Gregor, with a hurry-up hitch in his stride, headed for the door, Sandro right behind.

“Oh, Mr. Trocek,” said Sims. “One more thing.”

Gregor stopped, turned around. His hands trembled, as if he were straining to keep them from wringing Sims’s neck.

“If I see you again,” said Sims, “I’ll shoot you in the face.”

Trocek stood there for a moment, staring back at Sims, before the slightest smile broke beneath the thatch of his beard. Something burst to life between them just then, some spark, containing in its charge a combustible mixture of greed and violence. I sensed that someday soon Sims and Trocek would meet again, and two of my problems might disappear all at once.

When Gregor left, Sims turned to me. “Quite a disreputable crowd you’re hanging out with,” he said.
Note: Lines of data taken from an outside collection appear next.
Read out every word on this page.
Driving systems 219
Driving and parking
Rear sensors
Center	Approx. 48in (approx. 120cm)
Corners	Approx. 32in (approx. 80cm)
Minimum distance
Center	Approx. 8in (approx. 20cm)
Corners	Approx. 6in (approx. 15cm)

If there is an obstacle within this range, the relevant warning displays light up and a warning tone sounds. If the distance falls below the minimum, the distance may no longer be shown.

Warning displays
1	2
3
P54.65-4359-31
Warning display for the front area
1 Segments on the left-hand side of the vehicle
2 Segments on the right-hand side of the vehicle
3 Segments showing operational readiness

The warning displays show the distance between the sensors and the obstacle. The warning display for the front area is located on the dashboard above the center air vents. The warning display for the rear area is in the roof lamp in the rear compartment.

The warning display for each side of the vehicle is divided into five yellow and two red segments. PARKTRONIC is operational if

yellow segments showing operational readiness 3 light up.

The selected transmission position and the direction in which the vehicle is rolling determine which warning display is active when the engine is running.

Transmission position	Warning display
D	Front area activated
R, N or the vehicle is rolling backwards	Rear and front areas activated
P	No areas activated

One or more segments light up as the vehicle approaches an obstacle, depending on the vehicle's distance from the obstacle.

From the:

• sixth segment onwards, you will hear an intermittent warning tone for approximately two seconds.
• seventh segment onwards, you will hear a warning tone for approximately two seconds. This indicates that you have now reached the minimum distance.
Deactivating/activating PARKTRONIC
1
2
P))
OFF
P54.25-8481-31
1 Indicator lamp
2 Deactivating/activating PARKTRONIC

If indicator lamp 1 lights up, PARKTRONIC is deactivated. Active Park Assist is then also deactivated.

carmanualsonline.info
“Not by choice,” I said. “Very little that has happened to me as of late has been by choice. Take you two guys always popping
in uninvited. Before we chat, do you mind if I go into my bedroom and get a new shirt? This one is a little worse for wear.”

“Yes, we do mind,” said Hanratty as he reached into his jacket pocket, took out a pair of blue rubber gloves, slipped them onto his huge hands.
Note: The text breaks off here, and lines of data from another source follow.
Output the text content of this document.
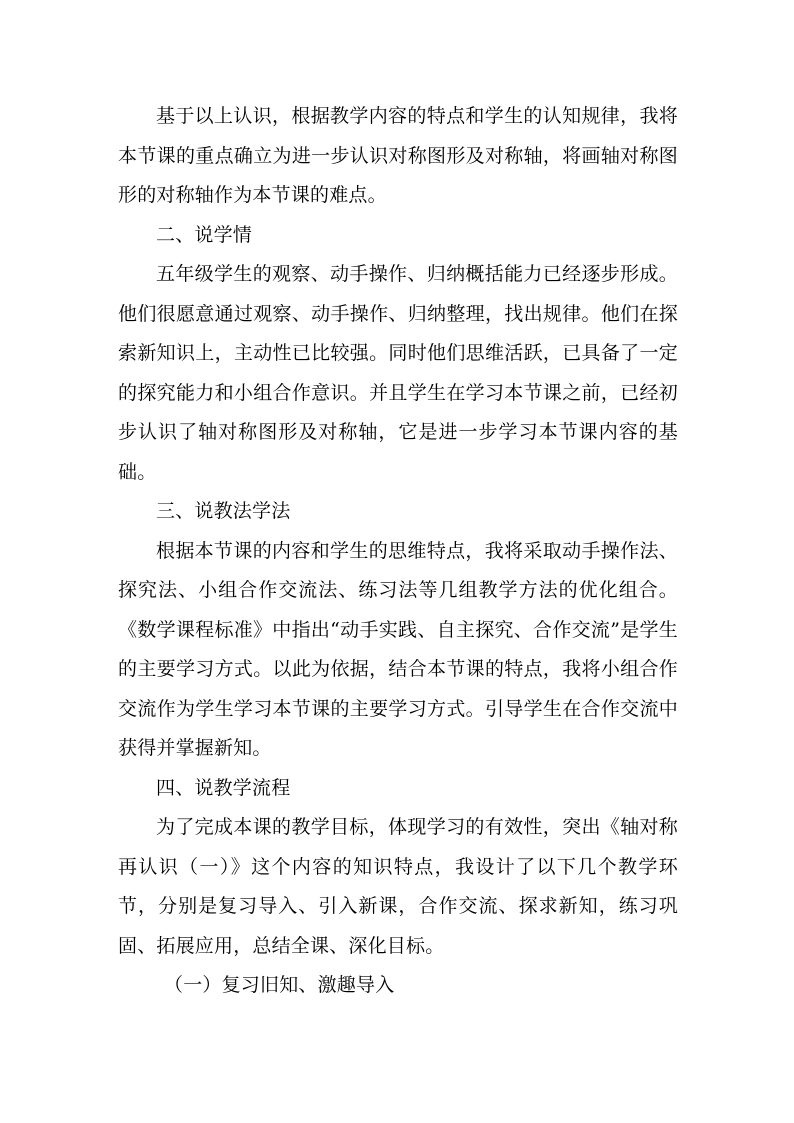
基于以上认识，根据教学内容的特点和学生的认知规律，我将本节课的重点确立为进一步认识对称图形及对称轴，将画轴对称图形的对称轴作为本节课的难点。

二、说学情

五年级学生的观察、动手操作、归纳概括能力已经逐步形成。他们很愿意通过观察、动手操作、归纳整理，找出规律。他们在探索新知识上，主动性已比较强。同时他们思维活跃，已具备了一定的探究能力和小组合作意识。并且学生在学习本节课之前，已经初步认识了轴对称图形及对称轴，它是进一步学习本节课内容的基础。

三、说教法学法

根据本节课的内容和学生的思维特点，我将采取动手操作法、探究法、小组合作交流法、练习法等几组教学方法的优化组合。《数学课程标准》中指出“动手实践、自主探究、合作交流”是学生的主要学习方式。以此为依据，结合本节课的特点，我将小组合作交流作为学生学习本节课的主要学习方式。引导学生在合作交流中获得并掌握新知。

四、说教学流程

为了完成本课的教学目标，体现学习的有效性，突出《轴对称再认识（一）》这个内容的知识特点，我设计了以下几个教学环节，分别是复习导入、引入新课，合作交流、探求新知，练习巩固、拓展应用，总结全课、深化目标。

（一）复习旧知、激趣导入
“What are you doing? My prostate is fine.”

Sims pulled a document from his overcoat and waved it once before putting it away. “We have a warrant. Hanratty’s going to search your bedroom. Relax, Victor. This won’t take long.”
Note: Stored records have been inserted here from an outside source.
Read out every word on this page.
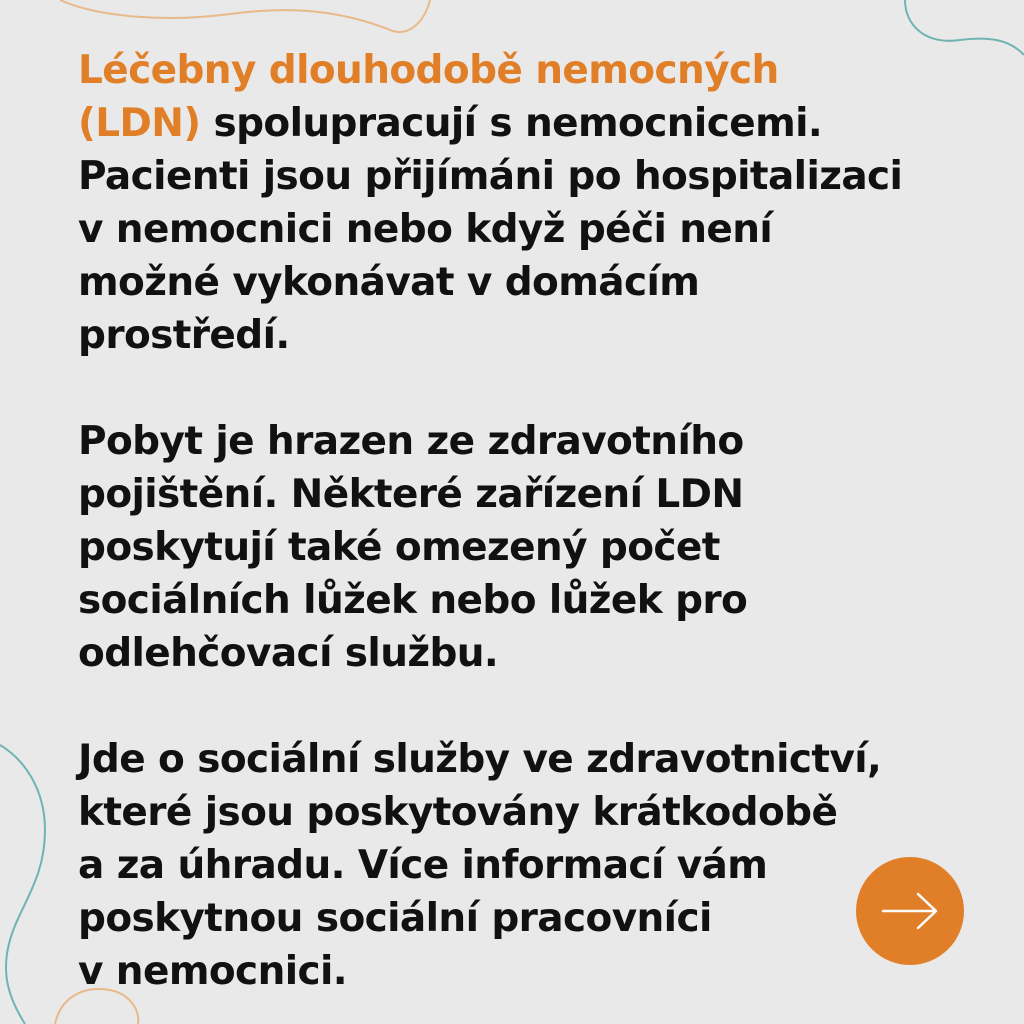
Léčebny dlouhodobě nemocných
(LDN) spolupracují s nemocnicemi.
Pacienti jsou přijímáni po hospitalizaci
v nemocnici nebo když péči není
možné vykonávat v domácím
prostředí.

Pobyt je hrazen ze zdravotního
pojištění. Některé zařízení LDN
poskytují také omezený počet
sociálních lůžek nebo lůžek pro
odlehčovací službu.

Jde o sociální služby ve zdravotnictví,
které jsou poskytovány krátkodobě
a za úhradu. Více informací vám
poskytnou sociální pracovníci
v nemocnici.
“That’s what they say when they check your prostate.”

While Hanratty disappeared into my bedroom, I sat down on the edge of the couch, leaning forward, one hand still clutching the shirt to my chest. Sims sat with a certain ease in my easy chair, leaning back comfortably, one leg crossed over the other.

“I’d ask about your shirt and the blood,” said Sims, “but I try not to get into people’s sexual practices unless absolutely necessary.”

“This has nothing to do with—”

“Not yet, Victor. We’ll talk, we’ll have quite the conversation, but not just yet.”

“What kind of—”

“Shhhh,” said Sims. “Save it all for later. For now let Hanratty do his work.”

From my bedroom came the sound of clothes rustling, of furniture being moved, of objects being tossed carelessly about. Something shattered against a wall. Sims didn’t so much as flinch.

“Can I see the warrant at least?” I said.

“No.”

“But the law says—”

“I know what the law says,” said Sims. “Just be patient. Everything will come clear, one way or the other, soon enough.”

And soon enough it did. From the doorway to my bedroom appeared Hanratty, a crooked smile on his stalwart face. And
in one hand, still sheathed in blue rubber, he held out, like a magician displaying a startled rabbit pulled from his hat, a plastic bag.

And inside the plastic bag was a gun, big and shiny, and though I had never seen it before, I knew right away which gun, of all the guns in the world, was this gun and whom it had killed.

It’s hard to parse the swirling swill of emotions I felt at that very moment. There was the inevitable shock, though how I could have been shocked was a mystery. And there was anger, a generalized anger at the bastards who had set up the frame and the two cops who were walking right through it. And there was fear, yes, fear that after all the crimes and misdemeanors in my life, I was being caught at something I hadn’t done. The UPS guy always rings twice, I suppose. And let’s not forget the sadness, too, yes, of course, I admit it, sadness at the past that was obliterated and the future altered by the sheen of the gun’s silvery barrel.

But most of all, and this may be the truest revelation of this whole sordid tale, even as I felt the frame of guilt close in on me, what I felt surging through me at the sight of that gun, planted in my bedroom by my old lost love, was a great heaving sense of relief.